🤖 AI Summary
This study critically examines the widely held assumption that classical Chinese resources inherently benefit cross-lingual transfer for historical East Asian Sinitic texts (e.g., Korean and Japanese classical Chinese manuscripts). Method: We propose a multi-task evaluation framework—encompassing machine translation, named entity recognition (NER), and punctuation restoration—to empirically assess transfer efficacy across model scales and domain-specific datasets. Contribution/Results: Our findings reveal negligible gains from classical Chinese pretraining: improvements are statistically marginal and only observable under extreme low-resource conditions (≤1k annotated local sentences), with maximal gains of ΔF1 ≤ 0.0068 for NER and ΔBLEU ≤ +0.84 for translation; benefits vanish rapidly as local data volume increases.

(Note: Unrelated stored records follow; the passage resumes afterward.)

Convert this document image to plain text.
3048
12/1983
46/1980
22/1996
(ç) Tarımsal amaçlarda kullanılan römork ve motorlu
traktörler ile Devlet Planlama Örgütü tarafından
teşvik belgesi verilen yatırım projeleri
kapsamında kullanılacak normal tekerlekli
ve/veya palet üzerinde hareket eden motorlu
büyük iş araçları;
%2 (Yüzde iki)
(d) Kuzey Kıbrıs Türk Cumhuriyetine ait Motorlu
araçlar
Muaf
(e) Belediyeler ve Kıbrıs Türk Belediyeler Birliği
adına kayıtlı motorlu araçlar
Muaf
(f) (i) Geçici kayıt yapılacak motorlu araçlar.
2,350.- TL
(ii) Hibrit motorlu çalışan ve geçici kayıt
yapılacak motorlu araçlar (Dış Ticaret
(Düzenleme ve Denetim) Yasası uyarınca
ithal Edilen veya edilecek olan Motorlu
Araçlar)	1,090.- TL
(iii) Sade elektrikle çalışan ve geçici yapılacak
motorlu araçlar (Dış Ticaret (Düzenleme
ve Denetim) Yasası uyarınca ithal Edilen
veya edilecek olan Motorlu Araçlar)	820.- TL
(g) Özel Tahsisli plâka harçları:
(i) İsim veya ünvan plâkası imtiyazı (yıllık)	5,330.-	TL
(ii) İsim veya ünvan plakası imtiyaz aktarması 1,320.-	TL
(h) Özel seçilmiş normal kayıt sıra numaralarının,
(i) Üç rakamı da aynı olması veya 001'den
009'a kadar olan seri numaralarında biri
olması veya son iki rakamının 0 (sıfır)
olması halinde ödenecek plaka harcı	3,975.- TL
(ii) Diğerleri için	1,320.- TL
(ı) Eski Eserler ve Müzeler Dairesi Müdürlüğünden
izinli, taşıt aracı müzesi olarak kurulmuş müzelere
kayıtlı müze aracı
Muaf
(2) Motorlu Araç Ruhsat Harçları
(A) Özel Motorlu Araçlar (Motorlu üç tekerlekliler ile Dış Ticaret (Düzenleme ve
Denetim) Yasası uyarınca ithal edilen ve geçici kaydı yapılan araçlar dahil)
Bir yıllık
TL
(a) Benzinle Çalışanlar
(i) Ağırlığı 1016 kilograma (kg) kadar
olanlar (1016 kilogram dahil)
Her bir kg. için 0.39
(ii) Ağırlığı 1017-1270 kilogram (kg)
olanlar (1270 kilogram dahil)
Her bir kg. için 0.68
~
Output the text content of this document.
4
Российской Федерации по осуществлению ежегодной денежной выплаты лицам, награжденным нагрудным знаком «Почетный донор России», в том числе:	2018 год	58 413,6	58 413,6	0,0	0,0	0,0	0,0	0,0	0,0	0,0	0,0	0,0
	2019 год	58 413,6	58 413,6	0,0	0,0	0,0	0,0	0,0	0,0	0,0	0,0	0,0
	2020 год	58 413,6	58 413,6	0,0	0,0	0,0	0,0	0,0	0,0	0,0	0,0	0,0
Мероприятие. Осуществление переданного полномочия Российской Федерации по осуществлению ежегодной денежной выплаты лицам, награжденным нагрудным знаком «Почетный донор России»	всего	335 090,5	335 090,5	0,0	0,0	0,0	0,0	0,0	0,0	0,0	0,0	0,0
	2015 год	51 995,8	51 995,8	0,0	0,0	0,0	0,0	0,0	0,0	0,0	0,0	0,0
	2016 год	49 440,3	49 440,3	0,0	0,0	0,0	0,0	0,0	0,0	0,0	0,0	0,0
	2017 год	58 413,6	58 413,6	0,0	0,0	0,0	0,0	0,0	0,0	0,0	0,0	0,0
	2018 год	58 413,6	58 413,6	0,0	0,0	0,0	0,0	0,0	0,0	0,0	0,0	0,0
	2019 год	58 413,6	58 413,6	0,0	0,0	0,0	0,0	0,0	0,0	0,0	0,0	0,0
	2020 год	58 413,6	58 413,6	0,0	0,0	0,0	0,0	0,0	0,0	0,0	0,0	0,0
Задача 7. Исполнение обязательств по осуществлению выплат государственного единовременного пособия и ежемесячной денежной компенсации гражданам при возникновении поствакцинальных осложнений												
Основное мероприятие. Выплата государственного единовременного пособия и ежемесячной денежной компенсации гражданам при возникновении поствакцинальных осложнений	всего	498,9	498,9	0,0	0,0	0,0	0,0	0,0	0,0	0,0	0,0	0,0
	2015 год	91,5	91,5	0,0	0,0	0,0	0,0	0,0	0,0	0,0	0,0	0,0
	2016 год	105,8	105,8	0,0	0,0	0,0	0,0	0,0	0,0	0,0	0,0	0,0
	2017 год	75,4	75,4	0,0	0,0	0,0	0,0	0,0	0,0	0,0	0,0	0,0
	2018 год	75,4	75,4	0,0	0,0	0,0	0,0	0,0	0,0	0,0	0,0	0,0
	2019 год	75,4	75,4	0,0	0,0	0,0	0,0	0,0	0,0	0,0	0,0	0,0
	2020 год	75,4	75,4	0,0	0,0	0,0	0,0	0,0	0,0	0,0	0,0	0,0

This work provides the first empirical evidence that classical Chinese’s cross-lingual transfer value for Sinitic text processing is highly conditional—challenging prevailing resource selection paradigms—and offers methodological insights and data strategy guidance for historical East Asian NLP.
📝 Abstract
Historical documents in the Sinosphere are known to share common formats and practices, particularly in veritable records compiled by court historians. This shared linguistic heritage has led researchers to use Classical Chinese resources for cross-lingual transfer when processing historical documents from Korea and Japan, which remain relatively low-resource. In this paper, we question the assumption of cross-lingual transferability from Classical Chinese to Hanja and Kanbun, the ancient written languages of Korea and Japan, respectively. Our experiments across machine translation, named entity recognition, and punctuation restoration tasks show minimal impact of Classical Chinese datasets on language model performance for ancient Korean documents written in Hanja, with performance differences within $pm{}0.0068$ F1-score for sequence labeling tasks and up to $+0.84$ BLEU score for translation. These limitations persist consistently across various model sizes, architectures, and domain-specific datasets. Our analysis reveals that the benefits of Classical Chinese resources diminish rapidly as local language data increases for Hanja, while showing substantial improvements only in extremely low-resource scenarios for both Korean and Japanese historical documents. These findings emphasize the need for careful empirical validation rather than assuming benefits from indiscriminate cross-lingual transfer.